An adventurous journey in design

An adventurous journey in design

An adventurous journey in design

Playing around the sustainable designs has been the signature style of Krishnarao Jaisim, the founder of Jaisim Fountainhead, a well-known architecture firm in Bengaluru. His projects predominantly include eco-friendly elements that not only sustain for a longer period, but also enhance the aesthetic appeal of the structure.

Right from his first project ‘Ego’, a residential project in Chennai (1970), Krishnarao has made sure to consider all the sustainability factors, though the ‘eco-friendly’ concept was still at its nascent stage during the ‘70s. Having finished a Bachelor’s of Architecture from Madras University, Krishnarao has come a long way endeavouring to give innovative
designs that satisfy not just his clients, but also himself. He is one of the few
architects who has tried his hand in almost all sectors of architecture.

He has been the past chairman of Indian Institute of Architects (IIA), Karnataka chapter. Today at the age of 72, he still continues to pursue the adventures of the built environment, searching and researching beyond the boundaries of time and space. Krishnarao speaks to Deccan Herald about his 50 years of adventurous journey in the architectural arena, concept of sustainability and future of architecture. Excerpts:

Having spent more than five decades in architecture, how do you recall your journey?

It was an adventurous journey into the multi-faceted dimension of the built and the unbuilt environment — painfully joyful. Very often, it is a lonely journey, if you are pursuing your ideologies and philosophy. There were instances where clients lost faith in architects. Failure is not an architectural word. But, one should not forget that every failure is the stepping stone for success. And, it will be a learning experience.

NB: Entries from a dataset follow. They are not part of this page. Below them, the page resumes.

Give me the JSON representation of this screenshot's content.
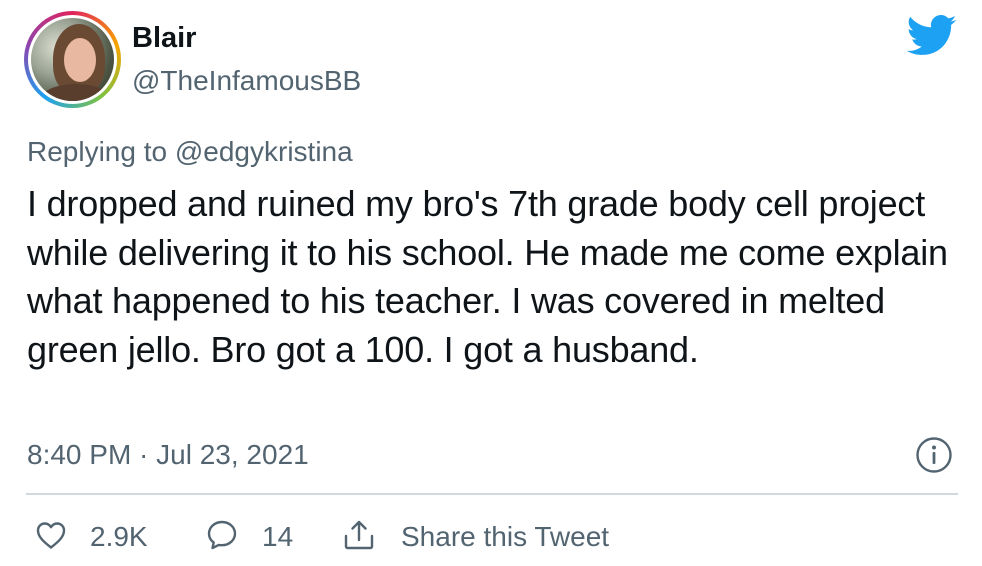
{
  "user": {
    "display_name": "Blair",
    "handle": "@TheInfamousBB"
  },
  "icons": {
    "logo": "twitter-bird-icon",
    "info": "info-icon",
    "like": "heart-icon",
    "reply": "comment-bubble-icon",
    "share": "share-icon"
  },
  "colors": {
    "brand": "#1da1f2",
    "text": "#0f1419",
    "secondary": "#536471",
    "divider": "#cfd9de"
  },
  "tweet": {
    "replying_to": "Replying to @edgykristina",
    "text": "I dropped and ruined my bro's 7th grade body cell project while delivering it to his school. He made me come explain what happened to his teacher. I was covered in melted green jello. Bro got a 100. I got a husband.",
    "timestamp": "8:40 PM · Jul 23, 2021"
  },
  "actions": {
    "like_count": "2.9K",
    "reply_count": "14",
    "share_label": "Share this Tweet"
  }
}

What was the principal philosophy on which your organisation was founded?

The novel that I got as a gift from my brother Ramchand, Ayn Rand’s The Fountainhead changed my life. I lived each and every word of it. So, the first inspiration I drew was from the author which gave birth to my own firm The Fountainhead in 1970. Other prominent characters who have had a great impact on my life are great architects Otto Königsberger, Geoffrey Bawa and Buckminster Fuller.

You have successfully completed projects in all sectors. Which one has been challenging for you?

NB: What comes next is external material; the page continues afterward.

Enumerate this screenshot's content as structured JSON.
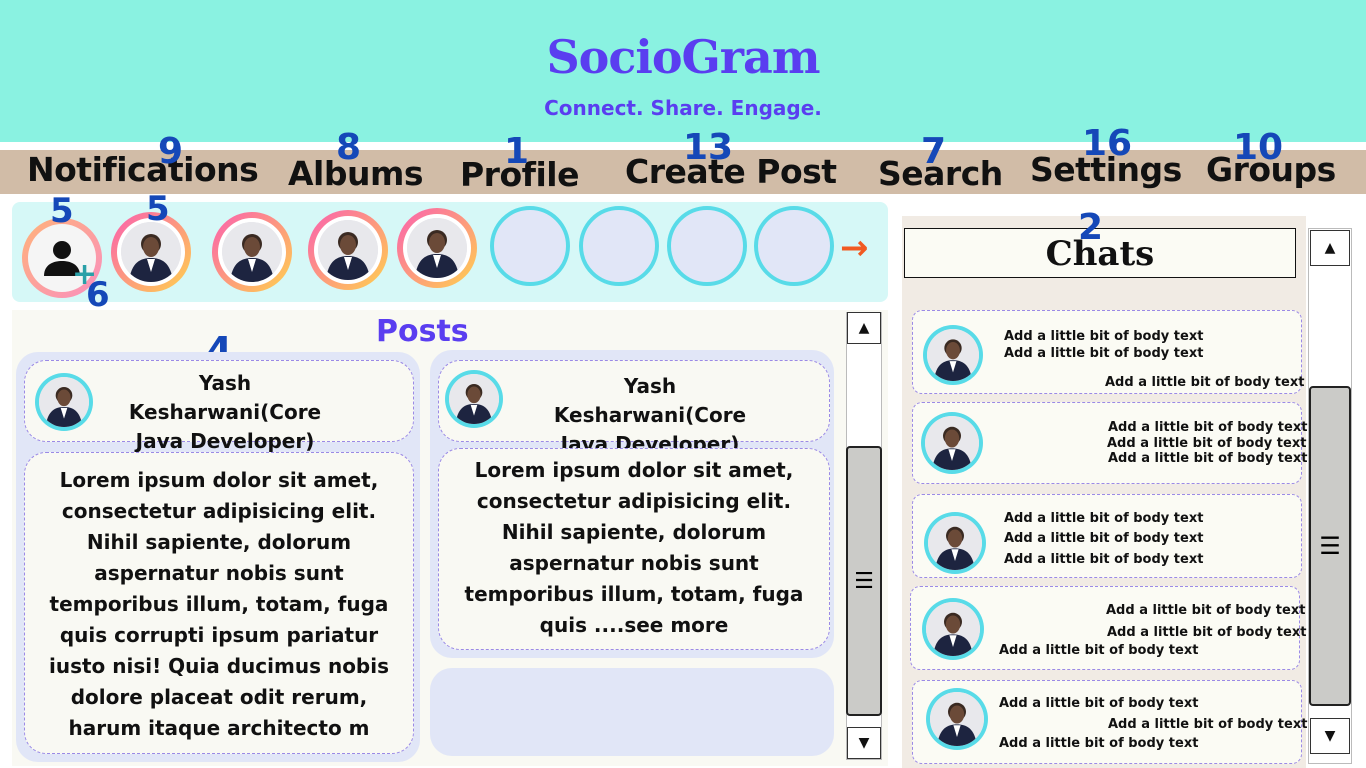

Residential individual homes on various terrains in different climatic zones, and cultural and personal identities are the most that has been challenging.

Sustainable designs have been a main element in your projects. Please elaborate on this concept.

In all my projects, I endeavour to include eco-friendly concepts and give more importance to the use of natural resources such as light and greenery around the space. One should make maximum utilisation of space and should make sure it meets the clients’ taste and requirement. One should be simple in their forms. Honesty to space and material is a basic element for any project. I believe in recycling the materials. Architecture should embrace and surpass context and content. A sense of abstract spiritualism defines the design and memories are born to be cherished which I do convey through my projects. My endeavour from the past 50 years has been to deliver the end product that meets the sustainable elements.

Future trends in architecture...

I feel that architecture will witness a phenomenal phase in the coming years. Three or four decades from now, it will give way to exploring new lifestyles. Today’s clients are not the same. Technology is not the same. Few comprehend ‘art’ for really what it is. The new stars of today are films, sports and mania-driven. Entertainment is the ‘future of human lifestyle’.

On the other hand, urbanisation is very important; you cannot stop city growing to a next level. There is a bright future in the built spaces, dense urbanisation with vertical high-rise and the open sprawl of the rural habitat gives opportunity for landscaping. The limits to innovative imagination will be stretched beyond the realm pushing the integration of art and technology to new heights of creativity.

You draw inspiration from...

The Fountainhead, from my family, my students, my peers, the media which challenges on different levels, the people, sheer technology, the arts - the many dimension that challenge every line and sketch.

Your advice to young architects?

They should believe in oneself. Strengthen conviction with courage, learn to learn, patience to unlearn. Take time and space, the many aspects of human life — wander awaken your senses, study the elements and realise the reality.

What drives you to be so enthusiastic even today?

New paths, without compromises give me strength to go ahead with my new ventures. There are ups and downs in everyone’s life but a little meditation awakens the mind and soul and, pushes the body to seek, learn and achieve.

Your upcoming projects...

There are a few projects that I am doing in the villages — beyond the urbanfold. Rural population is more comprehending and respectful and has that sense of magic that drives my imagination and innovation. They are the future of great architectural realisations. Farmhouses, weekend retreats, are a new dimension.

Currently, we are working on a project for Art of Living. The proposed project is a mass congregational spiritual space. It is beyond form and function as it transcends to an experiential plane integrating with the context. Another interesting project is a farmhouse in Malavalli. It is an organic abode with only nature setting its limits. Wisdom pervades the spaces of the Malavalli home. A school on Kanakapura Road  — A ‘Shaale’ to the children is another project that is close to our hearts, with freedom as the fundamental discipline of learning, reflected in its spaces and concept.